Ainsi, la notion de société segmentaire, annoncée plus haut, s’applique aussi bien aux différentes composantes sociales et culturelles de la nation, dans son ensemble, qu’à chaque sous-ensemble de ces composantes. Mais cette notion de société segmentaire, en ce moment précis de l’histoire politique de la Guinée, semble plus proche de la basse côte que des autres ensembles sociaux ou culturels. Pourtant, du moins à mon avis, l’unité de chaque composante géographique constitue un gage pour l’unité de la nation toute entière. Or, au regard des formations politiques de la Guinée, fondée sur des bases ethniques, donc culturelles ou géographiques, il est clair que seule la basse côte n’est pas encore parvenue à réaliser son unité pour une formation politique représentative et active. Et, à en croire Monsieur le Président de la République, le Professeur Alpha Condé, dans une métaphore qui édifie d’ailleurs, la Guinée est comme une voiture à quatre roues : La haute Guinée, la Moyenne Guinée, la Guinée Forestières et la Basse Guinée. Vous conviendrez avec moi que la « roue » Basse Guinée est absente. C’est pourquoi il faut la mettre en place pour que la voiture Guinée bouge pour une destination commune. Voilà pourquoi les fils de la basse côte se doivent de s’unir pour s’unifier, s’unifier pour une unité dynamique de l’organisation, en vue de compléter le nombre requis de roues pour la « voiture » Guinée.

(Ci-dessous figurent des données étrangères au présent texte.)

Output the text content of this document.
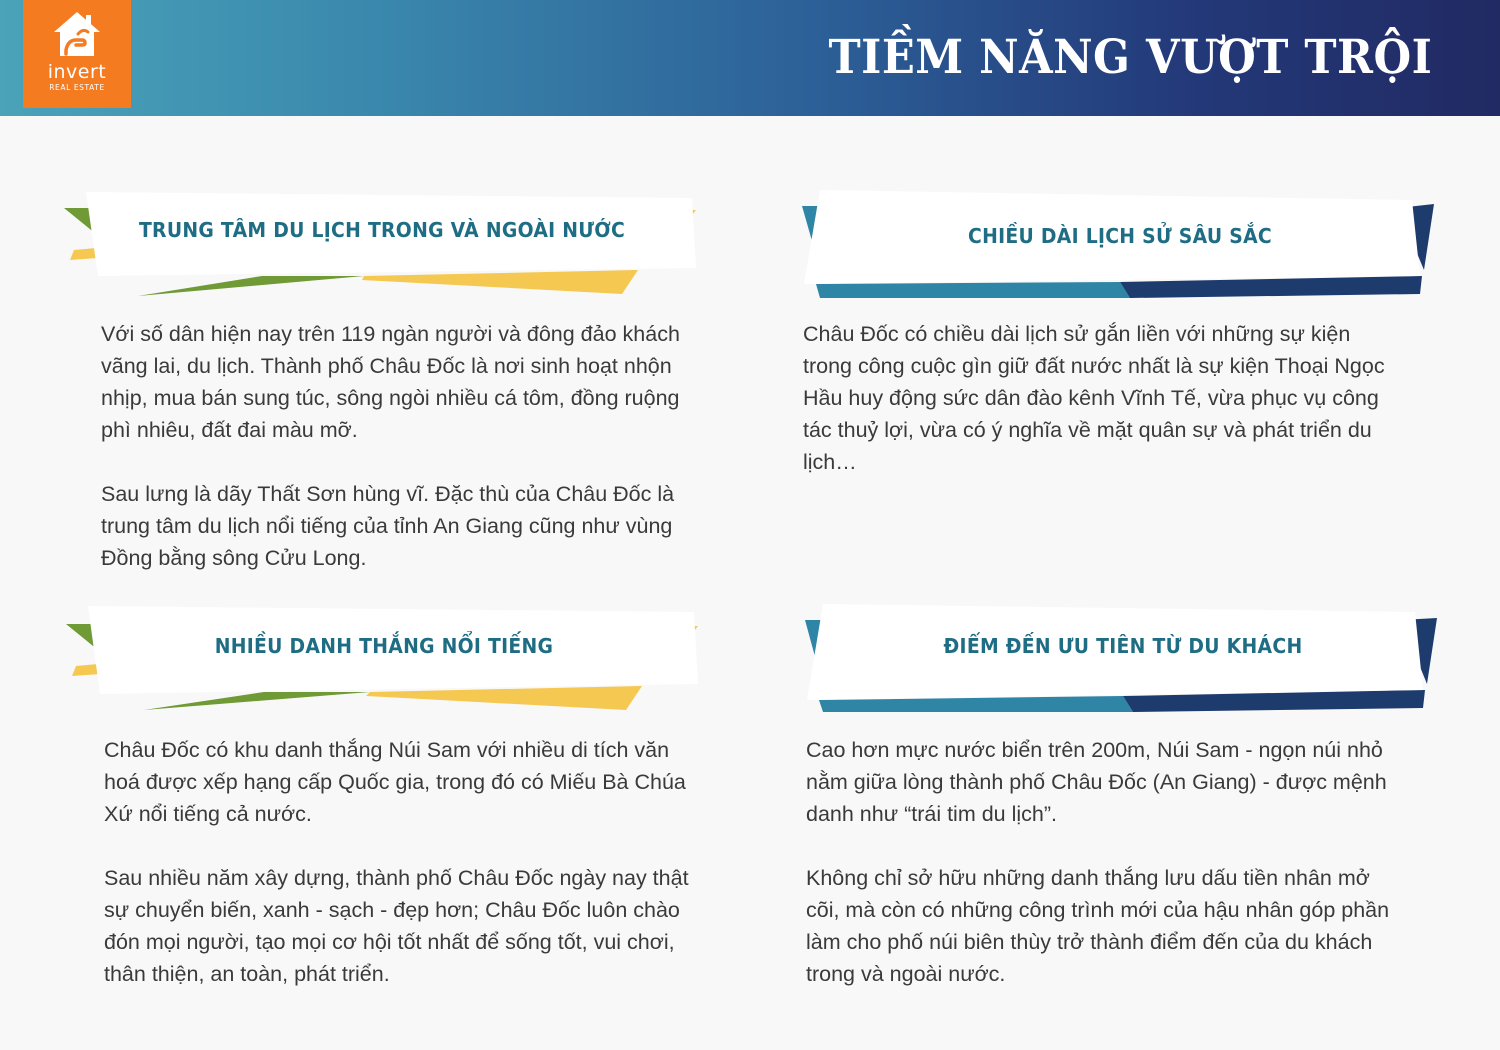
invert
REAL ESTATE
TIỀM NĂNG VƯỢT TRỘI
TRUNG TÂM DU LỊCH TRONG VÀ NGOÀI NƯỚC

Với số dân hiện nay trên 119 ngàn người và đông đảo khách vãng lai, du lịch. Thành phố Châu Đốc là nơi sinh hoạt nhộn nhịp, mua bán sung túc, sông ngòi nhiều cá tôm, đồng ruộng phì nhiêu, đất đai màu mỡ.

Sau lưng là dãy Thất Sơn hùng vĩ. Đặc thù của Châu Đốc là trung tâm du lịch nổi tiếng của tỉnh An Giang cũng như vùng Đồng bằng sông Cửu Long.

CHIỀU DÀI LỊCH SỬ SÂU SẮC

Châu Đốc có chiều dài lịch sử gắn liền với những sự kiện trong công cuộc gìn giữ đất nước nhất là sự kiện Thoại Ngọc Hầu huy động sức dân đào kênh Vĩnh Tế, vừa phục vụ công tác thuỷ lợi, vừa có ý nghĩa về mặt quân sự và phát triển du lịch…

NHIỀU DANH THẮNG NỔI TIẾNG

Châu Đốc có khu danh thắng Núi Sam với nhiều di tích văn hoá được xếp hạng cấp Quốc gia, trong đó có Miếu Bà Chúa Xứ nổi tiếng cả nước.

Sau nhiều năm xây dựng, thành phố Châu Đốc ngày nay thật sự chuyển biến, xanh - sạch - đẹp hơn; Châu Đốc luôn chào đón mọi người, tạo mọi cơ hội tốt nhất để sống tốt, vui chơi, thân thiện, an toàn, phát triển.

ĐIỂM ĐẾN ƯU TIÊN TỪ DU KHÁCH

Cao hơn mực nước biển trên 200m, Núi Sam - ngọn núi nhỏ nằm giữa lòng thành phố Châu Đốc (An Giang) - được mệnh danh như “trái tim du lịch”.

Không chỉ sở hữu những danh thắng lưu dấu tiền nhân mở cõi, mà còn có những công trình mới của hậu nhân góp phần làm cho phố núi biên thùy trở thành điểm đến của du khách trong và ngoài nước.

Il s’agit, plus qu’une nécessité vitale, une exigence de la cohésion nationale. Pour s’en convaincre, c’est vrai, les réalités des récentes élections présidentielles ont démontré que la basse côte est la côte régulatrice des scrutins en Guinée. En effet, le Professeur Alpha Condé n’a-t-il pas fait une main tendue expresse à la basse Guinée ? La Haute Guinée reconnue comme le substrat des électeurs du candidat du RPG était-elle, à elle seule, capable de faire élire le Professeur ? « Laissez-moi rencontrer le Professeur. Il y’a plus d’une vingtaine d’années que vous êtes derrière le Professeur, il n’est pas arrivé au pouvoir. Nous, nous sommes venus pour le porter au pouvoir ». Ainsi s’exprimait Monsieur Mamadou Sylla FUTURELEC aux thuriféraires du RPG.
C’est pourquoi les fils de la basse côte se doivent de prendre conscience du fait qu’ils constitueraient, dans la réalisation d’une unité en tant que partie intégrante du « tout-nation », une force politique pesante autant que les autres communautés. C’est peut être ce qui explique toutes les interprétations, parfois tendancieuses, d’une volonté de mettre en place une formation politique et trouver un leader dont les qualités intrinsèques permettent le rassemblement des fils de la basse côte.
L’organisation politique de la basse côte doit exister. Il s’agit peut être d’un « égocentrisme », mais d’un égocentrisme autorisé, puisqu’il s’agit d’une attitude partagée par toutes les zones géographiques et aires culturelles de la Guinée. Ceci ressemble à ce que l’on appelait autrefois « Le racisme antiraciste », c'est-à-dire que si tu n’es pas quelque peu raciste, tu risques d’être victime du racisme des autres.
Nul n’ignore que le paysage politique de la Guinée reflète les différences sociales et naturelles des guinéens. L’existence et même « l’institutionnalisation » des coordinations régionales est une traduction expresse de cette évidence sociologique.